John Hunter’s House in Earl’s Court circa 1830 - 19th Century
James Gunter, a successful Berkeley Square confectioner, had bought Earl’s Court Lodge (located at the present junction of Earl’s Court Road and Bolton Gardens) and its land in 1797, thus beginning the family’s accumulation of land which would continue for the next sixty years and would have a profound and lasting influence on the area. The nickname of Currant-Jelly-Hall was given to Earl’s Court Lodge by the Albermarle children living at nearby Earl’s Court House, a mocking reference to the market gardening business built up by James Gunter’s son Robert in the locality.

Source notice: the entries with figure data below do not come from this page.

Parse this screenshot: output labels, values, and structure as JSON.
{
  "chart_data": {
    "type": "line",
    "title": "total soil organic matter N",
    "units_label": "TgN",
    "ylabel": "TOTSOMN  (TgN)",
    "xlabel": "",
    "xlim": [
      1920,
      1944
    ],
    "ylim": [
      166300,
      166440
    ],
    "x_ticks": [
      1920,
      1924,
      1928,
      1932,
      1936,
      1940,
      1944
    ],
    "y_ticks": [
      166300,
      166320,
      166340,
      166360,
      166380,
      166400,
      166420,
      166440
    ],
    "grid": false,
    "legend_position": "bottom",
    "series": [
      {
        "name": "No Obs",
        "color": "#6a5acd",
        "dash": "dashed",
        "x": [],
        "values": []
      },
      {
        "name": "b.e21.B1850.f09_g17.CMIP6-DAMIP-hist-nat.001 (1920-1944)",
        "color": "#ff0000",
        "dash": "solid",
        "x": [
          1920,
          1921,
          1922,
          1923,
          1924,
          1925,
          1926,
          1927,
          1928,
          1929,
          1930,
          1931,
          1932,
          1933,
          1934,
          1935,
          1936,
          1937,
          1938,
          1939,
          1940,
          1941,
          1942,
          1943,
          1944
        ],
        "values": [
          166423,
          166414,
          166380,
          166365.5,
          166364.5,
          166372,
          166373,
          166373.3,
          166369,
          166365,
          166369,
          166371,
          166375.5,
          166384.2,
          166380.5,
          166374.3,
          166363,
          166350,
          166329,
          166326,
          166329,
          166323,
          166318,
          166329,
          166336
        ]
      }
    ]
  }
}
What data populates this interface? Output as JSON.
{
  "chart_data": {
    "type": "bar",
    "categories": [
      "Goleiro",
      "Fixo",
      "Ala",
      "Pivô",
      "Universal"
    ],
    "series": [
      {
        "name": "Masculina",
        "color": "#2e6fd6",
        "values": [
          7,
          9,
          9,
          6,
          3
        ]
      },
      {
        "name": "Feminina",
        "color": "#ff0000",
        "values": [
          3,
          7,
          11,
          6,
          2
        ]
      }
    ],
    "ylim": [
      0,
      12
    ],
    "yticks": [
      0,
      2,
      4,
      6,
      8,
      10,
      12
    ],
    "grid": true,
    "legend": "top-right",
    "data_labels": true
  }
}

The area was already famous by the 1740s for its nurseries, market gardens and orchards, which kept London supplied with fresh produce. But it seems to have reached a peak in the 1820s, when we find Robert Gunter being praised for ‘the extent and variety of his production and the progressiveness of his methods….the combined effects of capital, talent and industry’. His innovations included steam-heated greenhouses for tender and exotic fruits.
Robert Gunter’s son, also named Robert, finally removed himself and his family to Wetherby Grange, in Yorkshire, in 1857. He leased Earl’s Court Lodge to the sisters of the Order of Assumption, who occupied the house for some years, until they settled in Kensington Square, where they remain to the present day.
The construction of Gloucester Road station circa 1867
The most dramatic and enduring change came to the area in 1865, when the rising cost of land for building houses (combined with the expansion of the Metropolitan Railway Line) could no longer be ignored by Robert Gunter and his brother James. They sold part of the family’s land for the laying of the railway line and the construction of the first Earl’s Court Station. (The photograph of the old farmhouse was taken just before its demolition to make way for the station.) Gloucester Road Station (constructed in the middle of William Attwood’s market garden) was built around the same time.
The development of the squares and gardens of Earl’s Court and South Kensington continued steadily between 1865 and 1896. These houses were intended for the use of the wealthy during the London Season. The construction of Courtfield Gardens began in 1873 with the south terrace (no’s 1-12) together with the houses flanking Collingham Road. They were completed in 1875 – the same year that work began on the western and northern terraces. Building continued around the square until the eastern terrace (a noticeably more modern style) was completed in 1881.